Exports good for now, but keep an eye on drought
Exports good for now, but keep an eye on the drought
(See attached file: NZ_trade_29feb08.pdf)
New Zealand's January trade balance came in below expectations. The non-seasonally adjusted monthly deficit of NZ$320 million (JPMorgan NZ$100m, consensus NZ$267.5m) was still stronger than that recorded in January 2007. Although the report came in below our and market expectations, the level of exports, at NZ$3.08 billion, was the highest ever recorded for a January month (and the first recording of over NZ$3 billion). The 24%oya rise in exports was driven by milk powder, butter and cheese, and petroleum products, mainly owing to the new Tui oilfield. Growth in imports, however, has moderated. Imports rose just 2.8%oya, with a below expectations reading of NZ$3.4 billion.
The main concern for New Zealand exporters over the next few months is the impact of the recent drought on dairy production. The drought is indeed alarming. It is hitting NZ's powerhouse of agriculture, the Waikato region, the hardest, and dairy production is down 27%oya in the region. The major problem is the lack of feed (feed prices have shot up from NZ$55 a bale of silage to over NZ$140, and there is a global shortage) which affects both dairy and meat industries. The meat industry will be hit the hardest as meat prices have already fallen on the back of Australia's severe drought, which induced culling (increased supply) and pushed prices lower. There is currently a three week waiting period in NZ to cull herds, and they need to be fed in the meantime with inflated feed prices.
The dairy industry has currently lost around NZ$500 million in production (according to Fonterra - the world's largest producer).
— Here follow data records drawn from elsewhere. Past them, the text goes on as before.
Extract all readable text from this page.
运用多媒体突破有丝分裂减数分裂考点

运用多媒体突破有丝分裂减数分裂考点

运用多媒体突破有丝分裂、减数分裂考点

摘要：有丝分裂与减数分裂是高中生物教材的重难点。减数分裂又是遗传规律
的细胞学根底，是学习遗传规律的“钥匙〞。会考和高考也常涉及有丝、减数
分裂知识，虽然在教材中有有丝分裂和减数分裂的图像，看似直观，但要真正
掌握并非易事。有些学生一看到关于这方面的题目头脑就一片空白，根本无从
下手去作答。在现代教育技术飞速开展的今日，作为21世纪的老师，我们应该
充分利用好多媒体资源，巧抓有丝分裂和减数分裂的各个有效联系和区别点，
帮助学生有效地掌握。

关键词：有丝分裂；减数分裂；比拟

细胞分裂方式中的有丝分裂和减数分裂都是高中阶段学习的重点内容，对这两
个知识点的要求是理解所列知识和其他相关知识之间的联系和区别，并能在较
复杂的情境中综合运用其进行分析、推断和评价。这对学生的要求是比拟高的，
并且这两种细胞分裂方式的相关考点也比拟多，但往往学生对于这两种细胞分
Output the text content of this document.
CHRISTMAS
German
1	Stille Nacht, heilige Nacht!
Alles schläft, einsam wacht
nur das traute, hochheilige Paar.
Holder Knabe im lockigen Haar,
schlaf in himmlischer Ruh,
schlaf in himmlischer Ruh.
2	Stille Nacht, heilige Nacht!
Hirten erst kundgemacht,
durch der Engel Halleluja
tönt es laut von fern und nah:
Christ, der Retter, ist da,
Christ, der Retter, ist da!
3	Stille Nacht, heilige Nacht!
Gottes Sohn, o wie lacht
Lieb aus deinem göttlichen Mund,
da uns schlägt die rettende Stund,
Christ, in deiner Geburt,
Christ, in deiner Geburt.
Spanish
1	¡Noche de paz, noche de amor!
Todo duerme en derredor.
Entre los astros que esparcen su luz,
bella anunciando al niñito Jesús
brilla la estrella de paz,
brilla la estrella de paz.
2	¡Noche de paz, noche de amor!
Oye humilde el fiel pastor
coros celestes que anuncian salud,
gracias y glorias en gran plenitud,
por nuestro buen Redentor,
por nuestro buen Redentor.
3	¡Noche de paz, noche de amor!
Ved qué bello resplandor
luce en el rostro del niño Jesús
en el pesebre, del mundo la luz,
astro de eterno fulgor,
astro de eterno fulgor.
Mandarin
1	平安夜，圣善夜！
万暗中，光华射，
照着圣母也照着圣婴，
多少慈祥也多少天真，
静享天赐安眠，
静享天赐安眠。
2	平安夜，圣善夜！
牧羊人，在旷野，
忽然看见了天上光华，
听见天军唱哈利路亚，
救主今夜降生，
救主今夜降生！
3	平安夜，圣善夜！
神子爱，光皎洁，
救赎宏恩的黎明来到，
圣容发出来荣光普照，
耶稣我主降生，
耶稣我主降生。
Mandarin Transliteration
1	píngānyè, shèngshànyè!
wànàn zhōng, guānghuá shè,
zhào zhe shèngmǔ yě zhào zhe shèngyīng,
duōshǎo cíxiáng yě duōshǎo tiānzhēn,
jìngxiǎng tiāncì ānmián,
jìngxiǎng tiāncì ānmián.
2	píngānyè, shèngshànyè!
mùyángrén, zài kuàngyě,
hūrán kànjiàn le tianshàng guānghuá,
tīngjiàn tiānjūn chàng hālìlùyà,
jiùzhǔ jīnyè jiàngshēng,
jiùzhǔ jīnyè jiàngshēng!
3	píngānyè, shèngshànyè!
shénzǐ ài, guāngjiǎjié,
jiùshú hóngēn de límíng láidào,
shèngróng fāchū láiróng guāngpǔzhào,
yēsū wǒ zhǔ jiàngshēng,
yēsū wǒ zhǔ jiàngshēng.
That said, the record high dairy payout to farmers will cushion the blow. Fonterra is forecasting a NZ$6.90 kg/MS payout - which, in my view, is too conservative and will more likely come in above NZ$7 kg/MS. Dairy production is still likely to be up this year, but only marginally. Farmers will simply dry out their herds earlier than hoped for and production won't be as good as earlier estimates. Dairy prices will continue to rise.
Imports, on the other hand, are likely to moderate further on the back of reduced domestic demand and despite a stronger NZD.